LUNDI
Saat itu juga, Aku benar-benar sesak dan gemetar membaca pesan WhatsApp.
Aku sakit, benar-benar merasa terluka. Seseorang yang sudah menjadi tulang rusukku sejak 8 tahun lalu, kini harus kandas. Tulang rusuk itu remuk, kandas. Kita selesai.
Aku benci menulis kata “selesai”, tapi kita memang benar-benar selesai.
Sejak hari Senin itu.
“I was waiting for you, waiting and waiting”
Namun adakalanya Aku benar-benar lelah menunggu. Namun kamu malah terdiam seperti tidak ada usaha atas hubungan kita yang sudah berjalan begitu lama. Apakah sekian lama bersama mu itu tidak berharga? Batin ku tidak pernah berhenti untuk teriak. Aku kecewa, benar-benar ingin marah. Aku menangis kencang. Namun itu semua percuma. Kami berdua sudah selesai. Hubungan yang sejak dulu kita bangun bersama, akhirnya “usai”.
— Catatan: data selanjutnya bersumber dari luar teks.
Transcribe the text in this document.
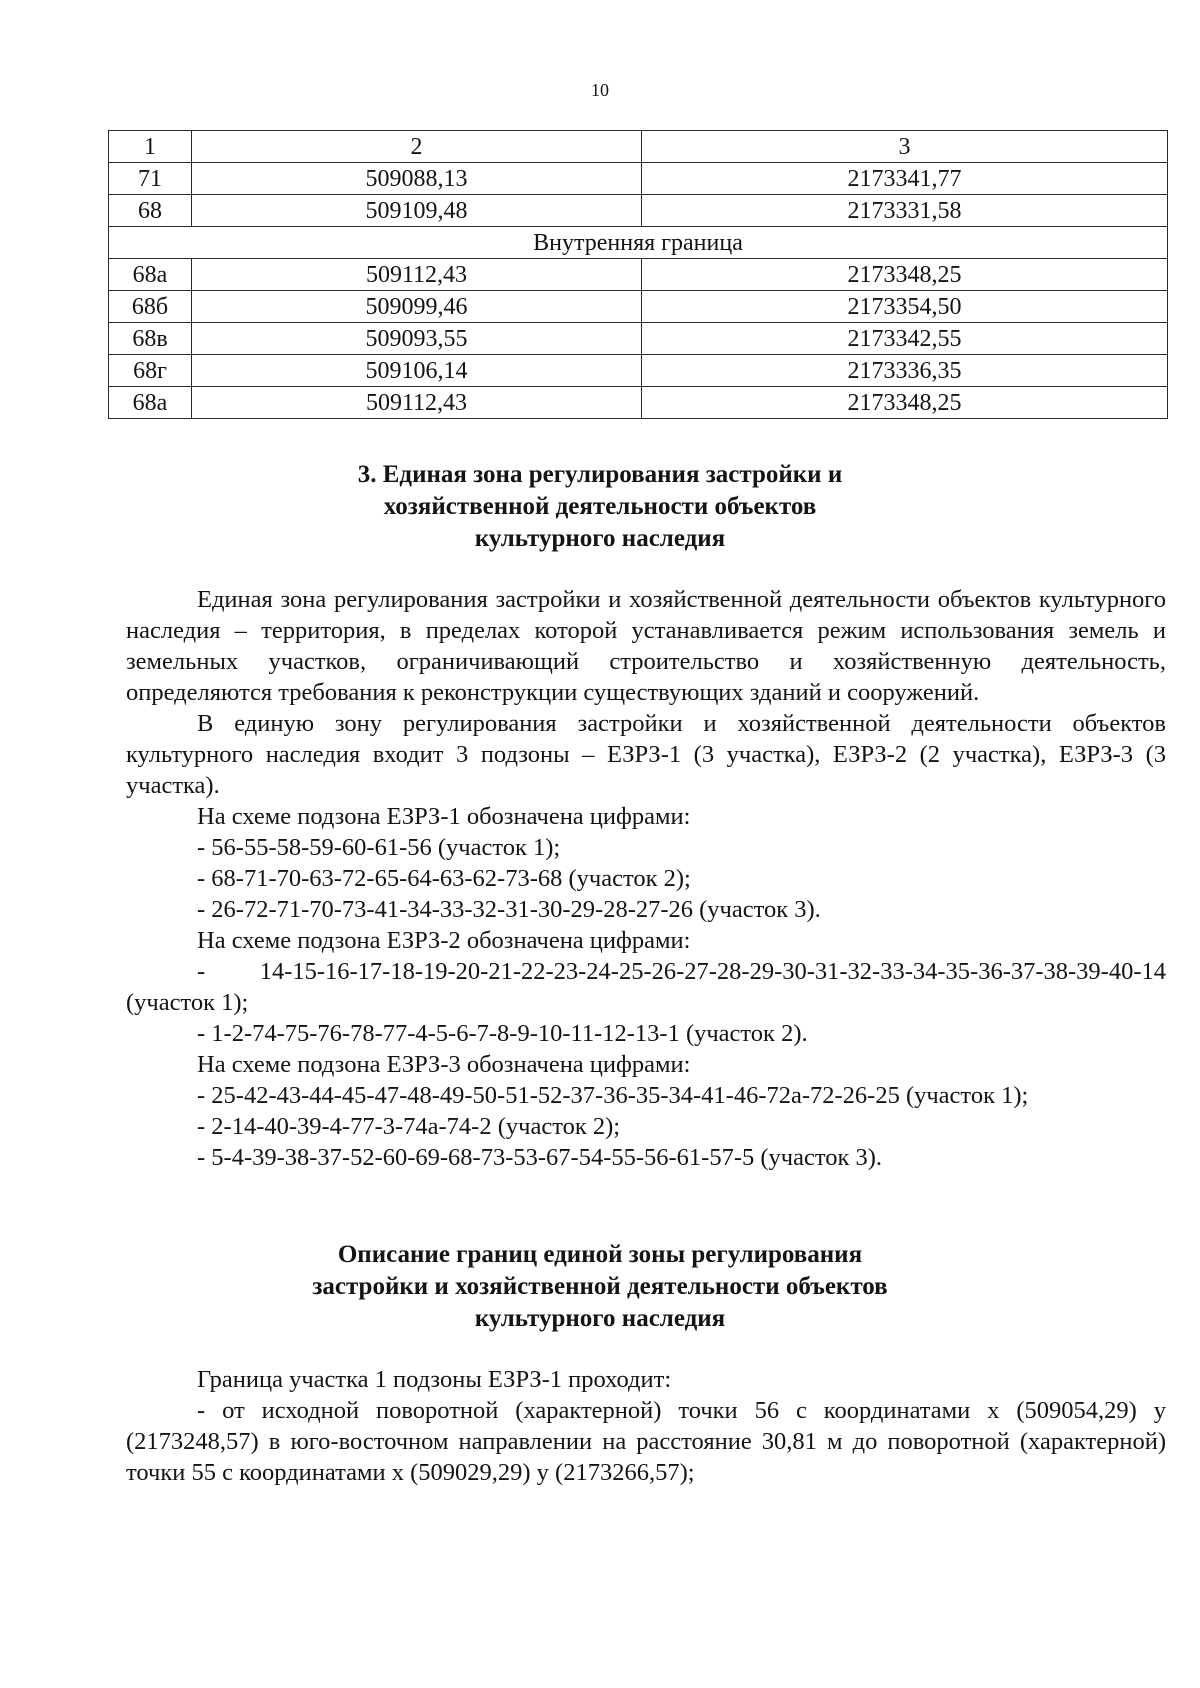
10
1	2	3
71	509088,13	2173341,77
68	509109,48	2173331,58
Внутренняя граница		
68а	509112,43	2173348,25
68б	509099,46	2173354,50
68в	509093,55	2173342,55
68г	509106,14	2173336,35
68а	509112,43	2173348,25
3. Единая зона регулирования застройки и
хозяйственной деятельности объектов
культурного наследия

Единая зона регулирования застройки и хозяйственной деятельности объектов культурного наследия – территория, в пределах которой устанавливается режим использования земель и земельных участков, ограничивающий строительство и хозяйственную деятельность, определяются требования к реконструкции существующих зданий и сооружений.

В единую зону регулирования застройки и хозяйственной деятельности объектов культурного наследия входит 3 подзоны – ЕЗРЗ-1 (3 участка), ЕЗРЗ-2 (2 участка), ЕЗРЗ-3 (3 участка).

На схеме подзона ЕЗРЗ-1 обозначена цифрами:

- 56-55-58-59-60-61-56 (участок 1);

- 68-71-70-63-72-65-64-63-62-73-68 (участок 2);

- 26-72-71-70-73-41-34-33-32-31-30-29-28-27-26 (участок 3).

На схеме подзона ЕЗРЗ-2 обозначена цифрами:

- 14-15-16-17-18-19-20-21-22-23-24-25-26-27-28-29-30-31-32-33-34-35-36-37-38-39-40-14 (участок 1);

- 1-2-74-75-76-78-77-4-5-6-7-8-9-10-11-12-13-1 (участок 2).

На схеме подзона ЕЗРЗ-3 обозначена цифрами:

- 25-42-43-44-45-47-48-49-50-51-52-37-36-35-34-41-46-72а-72-26-25 (участок 1);

- 2-14-40-39-4-77-3-74а-74-2 (участок 2);

- 5-4-39-38-37-52-60-69-68-73-53-67-54-55-56-61-57-5 (участок 3).

Описание границ единой зоны регулирования
застройки и хозяйственной деятельности объектов
культурного наследия

Граница участка 1 подзоны ЕЗРЗ-1 проходит:

- от исходной поворотной (характерной) точки 56 с координатами х (509054,29) у (2173248,57) в юго-восточном направлении на расстояние 30,81 м до поворотной (характерной) точки 55 с координатами х (509029,29) у (2173266,57);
“I was heartbroken” ungkap mu.
Dan menurutmu Aku tidak pernah terluka? Aku manusia yang selalu terluka dari setiap goresan cerita kita berdua. Kenapa kamu malah “playing victim” kepada ku? Dengan langkah gontai, Aku kembali melihat jalan raya yang ada di depan rumah ku. Aku masih berharap, Kamu akan selalu datang.
Menunggu ketidakpastian itu ternyata menyakitkan.
Ku tatap layar kontak yang berisikan nama mu “Arang Nuraga”. Manusia berhati lembut, penyabar, yang selalu mengalah demi Aku. Betapa Aku benar-benar kehilangan raga dan jiwamu. Betapa Aku kehilangan setiap cerita indah dalam hidup ku. Sekarang Aku lemah, gontai, dan remuk. Ternyata Aku seperti kayu ringkih tanpa pelukanmu. Aku benar-benar rindu. Aku benar-benar haus akan badanmu. Aku lapar akan kasih sayang mu.
Damn, I hate this.
Aku benci merindukanmu di saat Aku sedang patah hati. Aku benar-benar muak dengan betapa lemahnya hatiku ketika berjauhan dengan mu. Ingin sekali rasanya mengutuk hatiku yang tidak berhenti menyebut dan mengharapkanmu. “Kenapa kamu belum datang juga untuk menemuiku, Arang” teriak hatiku.
Hatiku tidak pernah berhenti untuk teriak. Aku masih sayang, benar-benar masih sayang.
Sejak hari ini, Aku trauma dengan Senin.
Hari yang kamu janjikan untuk bertemu, namun kamu malah memilih menghilang.
Kamu bohong dengan janjimu. Kamu ingkar dengan kalimatmu sendiri.
Apakah ada orang lain yang tengah membuatmu nyaman? Apakah Aku sudah terlupakan?
Kenangan kita? Do you really forget about us?
Sekarang, Aku bingung bagaimana caranya bangkit.
How can I move on with a million memories?
Damn, I hate this.
Can we just delete the picture, meanwhile we still like the picture?
Ok damn. I can remove the picture, but what about the memory in it? Can I?
Impossible, right?
Ku hapus fotonya, namun kenangan di dalamnya sudah menempel dikepala dan ulu hati? Lantas mau gimana lagi?
Nyatanya, ini bukan tentang fotonya. Melainkan tentang memori, dan kenangan yang akan tetap hidup di dalamnya. Ada nyawa di dalam foto tersebut. Dan nyawa itu akan tetap hidup meski dibakar atau pun dirobek.
Nyatanya, tempat paling indah dan menyenangkan itu bukan tentang “dimana”, melainkan tentang dengan siapa, siapa yang bisa diajak cerita, siapa yang bisa diajak bercanda, dan siapa yang bisa diajak saling menyembuhkan. Namun sayang, aku sudah kehilangan itu semua darinya. Dia sudah bukan siapa-siapa lagi. Dan tersisa hanya “Aku”.
Aku saja.
Berdiri sendiri.
Mengharapkan apa pun dari diri sendiri.
Rana Alezandria, wanita yang dianggap tangguh oleh temannya, saat ini tumbang juga.
Bisakah Aku seorang Rana bangkit kembali?
Tuhan tolong bantu Aku. Saat ini, Aku hanya memiliki Tuhan.
Aku paham hari senin itu adalah hari yang berulang. Namun mohon, kuatkanlah Aku pada setiap hari Senin. Hari dimana Aku menunggu dan menagih janji seseorang.